31554.fb2
Я хотел, ревниво хотел, чтобы эти еще не очень понятные зрители - ведь на "севере" я был первый раз - полюбили мой город и позавидовали, что я одессит.
Но, видимо, не только они мне были не до конца понятны, но и я им. Мне аплодировали, смеялись моим шуткам и трюкам, но я чувствовал, что это не то. Или у них просто не хватает темперамента веселиться?
Я лишний раз убеждался, что Одесса - город уникальный.
В свободное время, которого не так уж много, я бродил по Москве, но и она мне не очень нравилась - судьба всех провинциалов. После Одессы Москва казалась мне уж слишком уравновешенной и даже пресной. Мне не хватало на ее улицах пестрой и по-особому быстрой, оживленной толпы, в которой, кажется, все знают друг друга. Мне казалось, что здесь никто никуда не торопится. Мне не хватало яркости, сочности языка, умения и готовности парировать любой выпад. А когда новые московские друзья высмеивали мои "одессизмы", я негодовал, я говорил, что они несправедливы, необъективны, что, наконец, они глухи к прекрасному, раз не чувствуют красочности и даже, если хотите, поэтичности "одесского языка".
Но, господи, как меняет человека время! Сейчас, и давно уже, все эти "достоинства" одесского жаргона и у меня самого вызывают ироническую усмешку. А что удивляться? Изменился не только я, изменилась сама Одесса. И только над одним время не властно - Одесса не утратила ни своего оптимизма, ни своей жизнерадостности, ни своего задора. Не потому ли и сейчас произнесенное при мне это магическое слово "Одесса" заставляет трепетать мое сердце. Ах, эта болезнь ностальгия, прекрасная болезнь! Нет от нее лекарства! И слава богу, что нет...
Месяц пролетел быстро. В конце моих гастролей меня пригласили на зиму в театр Струйского, находившийся там, где сейчас филиал Малого театра. Поэтому, быстро съездив на некоторое время домой, к зиме я снова вернулся в Москву.
Театр Струйского оказался для меня еще одной московской загадкой. Он был совсем в другом роде, чем "Эрмитаж" Оливье.
Зал заполняли мелкие купцы, мещане, ремесленники и рабочие. Легкость и бравурность одесского купца, одесского ремесленника и рабочего были им совершенно непонятны и даже чужды. Меня принимали с явным холодком. То, что всегда вызывало веселое оживление или смех, здесь не находило отклика, и я неожиданно для себя наталкивался на равнодушную тишину. В зале все сидели словно замороженные. Это меня не только удручало - выводило из себя. Мне делалось тоскливо и муторно. Меня тянуло домой, в Одессу, к моим "единомышленникам". Я скучал по ним.

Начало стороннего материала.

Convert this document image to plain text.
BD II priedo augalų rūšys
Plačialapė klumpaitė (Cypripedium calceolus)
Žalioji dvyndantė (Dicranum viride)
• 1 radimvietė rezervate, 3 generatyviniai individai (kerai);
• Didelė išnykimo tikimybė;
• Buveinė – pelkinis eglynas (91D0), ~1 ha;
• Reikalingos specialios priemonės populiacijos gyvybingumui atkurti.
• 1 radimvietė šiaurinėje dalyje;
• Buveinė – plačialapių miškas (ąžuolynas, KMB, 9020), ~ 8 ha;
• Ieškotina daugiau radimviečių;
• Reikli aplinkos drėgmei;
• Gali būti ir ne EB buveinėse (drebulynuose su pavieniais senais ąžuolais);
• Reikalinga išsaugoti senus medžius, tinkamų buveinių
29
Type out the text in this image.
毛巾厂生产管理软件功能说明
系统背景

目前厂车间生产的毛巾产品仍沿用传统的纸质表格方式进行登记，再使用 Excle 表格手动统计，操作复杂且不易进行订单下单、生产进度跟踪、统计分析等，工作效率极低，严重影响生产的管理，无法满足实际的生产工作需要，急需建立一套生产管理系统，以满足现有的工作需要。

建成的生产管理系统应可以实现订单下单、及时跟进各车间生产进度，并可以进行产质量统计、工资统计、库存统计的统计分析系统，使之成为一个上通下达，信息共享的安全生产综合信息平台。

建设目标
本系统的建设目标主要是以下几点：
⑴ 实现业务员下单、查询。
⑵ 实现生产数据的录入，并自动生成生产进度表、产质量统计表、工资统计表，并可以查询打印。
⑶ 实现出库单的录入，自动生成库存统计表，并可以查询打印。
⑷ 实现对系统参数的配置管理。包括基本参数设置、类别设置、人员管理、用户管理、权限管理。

Признаюсь, этого состязания с московской публикой я не выдержал. Не закончив сезона, возвратился в Одессу, в Большой Ришельевский театр. Но мысль не столько даже о неуспехе, сколько о непонимании меня москвичами гвоздем сидела в голове. Я впервые столкнулся с этим. Да как все это может быть непонятным, а тем более неинтересным? И все-таки это было. В чем же здесь загадка? Впервые публика и вообще люди представились мне более сложными, чем я думал о них до этих пор.
Единственным приятным воспоминанием о театре Струйского было знакомство со Смирновым-Сокольским, который на афише значился куплетистом, но уже начинал выступать со своими оригинальными фельетонами...
В Ришельевском театре мое настроение быстро поправилось, и северный сплин не успел нанести урона моему душевному здоровью.
Как-то раз после спектакля ко мне за кулисы пришел незнакомый человек богатырского сложения. На нем были синие брюки-галифе, высокие сапоги и куртка, плотно облегавшая могучий торс. Он подошел ко мне твердым военным шагом.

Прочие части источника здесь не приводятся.